Reed was the first pick of the second round in the 2014 MLB Draft, going No. 42 overall to the Houston Astros, as a first baseman. Reed signed his first professional contract on Wednesday in Houston and will be assigned to the New York-Penn League Astros affiliate, the Tri-Valley RiverCats.

“AJ is the type of guy that five or 10 years from now and that phone rings and it is one of our team managers. AJ is the type of guy that is going to call that kid back,” Henderson said. “He is going to be the same guy, five years from now, 10 years from now. He is going to do something silly on TV and I am going to call him and we are going to get it squared away. That is the type of guy that AJ is. He is never going to be too big for anybody. He has just been a wonderful kid to coach.

“The thing that nobody mentions is AJ’s record, as a sophomore Friday night in our league, it is really a huge part of who he is and what he has done. He was 2-8 last year. That really speaks to AJ, a lot, because he is a guy that after going through that made some decisions and made some changes. He decided he wanted to be better than good.
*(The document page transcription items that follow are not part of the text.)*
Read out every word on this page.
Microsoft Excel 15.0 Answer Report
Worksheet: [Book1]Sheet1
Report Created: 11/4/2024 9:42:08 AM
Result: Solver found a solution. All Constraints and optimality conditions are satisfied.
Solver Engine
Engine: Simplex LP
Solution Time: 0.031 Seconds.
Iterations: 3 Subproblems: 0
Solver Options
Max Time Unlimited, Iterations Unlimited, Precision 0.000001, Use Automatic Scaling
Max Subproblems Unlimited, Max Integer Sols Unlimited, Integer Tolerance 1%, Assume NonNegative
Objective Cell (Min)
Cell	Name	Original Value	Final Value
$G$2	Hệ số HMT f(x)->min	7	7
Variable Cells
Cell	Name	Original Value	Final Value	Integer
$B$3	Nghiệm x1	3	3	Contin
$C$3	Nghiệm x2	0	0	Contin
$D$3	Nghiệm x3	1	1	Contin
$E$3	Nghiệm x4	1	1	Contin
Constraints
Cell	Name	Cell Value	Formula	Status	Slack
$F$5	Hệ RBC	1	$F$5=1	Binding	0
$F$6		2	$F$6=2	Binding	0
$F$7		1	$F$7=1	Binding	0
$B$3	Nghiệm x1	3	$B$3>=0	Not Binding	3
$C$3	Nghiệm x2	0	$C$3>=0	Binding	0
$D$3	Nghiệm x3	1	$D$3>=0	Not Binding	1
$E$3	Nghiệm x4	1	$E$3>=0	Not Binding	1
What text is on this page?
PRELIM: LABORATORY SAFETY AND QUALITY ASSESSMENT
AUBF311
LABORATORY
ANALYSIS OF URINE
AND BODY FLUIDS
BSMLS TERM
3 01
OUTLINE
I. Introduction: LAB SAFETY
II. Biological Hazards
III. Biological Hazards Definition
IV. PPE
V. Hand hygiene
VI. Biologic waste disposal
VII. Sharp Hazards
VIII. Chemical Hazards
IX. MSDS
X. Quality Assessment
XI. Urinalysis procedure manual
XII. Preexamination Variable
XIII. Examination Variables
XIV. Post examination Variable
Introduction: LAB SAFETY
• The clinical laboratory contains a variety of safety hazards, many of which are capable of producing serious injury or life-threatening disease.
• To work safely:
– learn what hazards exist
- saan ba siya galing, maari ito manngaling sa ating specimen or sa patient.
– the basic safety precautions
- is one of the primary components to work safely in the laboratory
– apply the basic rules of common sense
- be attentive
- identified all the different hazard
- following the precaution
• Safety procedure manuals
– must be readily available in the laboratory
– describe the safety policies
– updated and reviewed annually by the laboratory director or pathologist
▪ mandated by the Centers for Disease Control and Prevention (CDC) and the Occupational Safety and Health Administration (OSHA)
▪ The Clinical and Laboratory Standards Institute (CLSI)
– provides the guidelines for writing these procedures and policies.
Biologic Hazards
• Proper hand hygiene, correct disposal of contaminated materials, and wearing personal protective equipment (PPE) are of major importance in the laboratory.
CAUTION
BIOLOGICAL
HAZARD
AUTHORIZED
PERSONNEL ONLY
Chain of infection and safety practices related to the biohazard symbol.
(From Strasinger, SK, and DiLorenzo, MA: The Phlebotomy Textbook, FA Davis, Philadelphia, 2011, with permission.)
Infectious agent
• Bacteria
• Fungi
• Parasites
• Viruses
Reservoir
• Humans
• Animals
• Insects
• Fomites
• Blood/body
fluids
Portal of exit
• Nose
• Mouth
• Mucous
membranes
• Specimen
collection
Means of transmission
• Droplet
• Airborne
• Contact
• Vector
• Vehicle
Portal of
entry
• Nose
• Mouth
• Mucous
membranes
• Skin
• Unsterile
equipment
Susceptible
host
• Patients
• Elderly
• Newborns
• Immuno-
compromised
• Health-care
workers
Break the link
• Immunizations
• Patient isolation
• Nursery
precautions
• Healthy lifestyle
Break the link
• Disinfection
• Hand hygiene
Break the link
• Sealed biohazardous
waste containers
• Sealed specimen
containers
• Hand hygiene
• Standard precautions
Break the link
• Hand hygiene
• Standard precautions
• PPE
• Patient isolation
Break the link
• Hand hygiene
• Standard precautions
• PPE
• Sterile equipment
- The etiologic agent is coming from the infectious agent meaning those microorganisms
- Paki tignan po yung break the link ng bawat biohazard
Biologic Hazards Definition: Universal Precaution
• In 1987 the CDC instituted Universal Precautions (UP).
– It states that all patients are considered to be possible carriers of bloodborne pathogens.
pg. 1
“The skill piece has always been in play. The heart rate never gets above 60, not matter what the situation. (He is) A tremendous competitor, very intelligent, a good student, he is going to graduate with a degree from the University of Kentucky soon. But it is like anybody that is 20 years old there were things in the game that need to get better and decisions that need to be make if you are going to be great and really reach your potential. AJ made all those decisions and made all those changes. That is going to be the enduring image for AJ, is that he is going to do the things that he needs to do to be great. A lot of respect for AJ I really enjoyed him. We are going to miss him. Appreciate everyone on the committee for recognizing AJ and what he did. And one last time, thank you Debbie.”

The Dick Howser Trophy, given in memory of the former Florida State University All-America shortstop and Major League player and manager, who died of brain cancer in 1987, has been presented for the last 28 years. Criteria for consideration for the trophy include performance on the field, leadership, moral character, and courage, qualities which were exemplified by Dick Howser's life.

“It is of utmost importance for the Dick Howser Trophy Committee to identify the top college baseball player in the country not only based on ability,” David Feaster, the committee’s executive director, said. “However – equally important if not more, are the qualities that make up the spirit of the Trophy’s namesake, Dick Howser – leadership, character and courage.

“AJ Reed embodies all of the qualities that we identify when selecting the award winner. His numbers both as a hitter and pitcher were at the top of one of the nation’s finest leagues, the Southeastern Conference. His numbers speak for the outstanding season he had – and he did it with excellent sportsmanship and class.”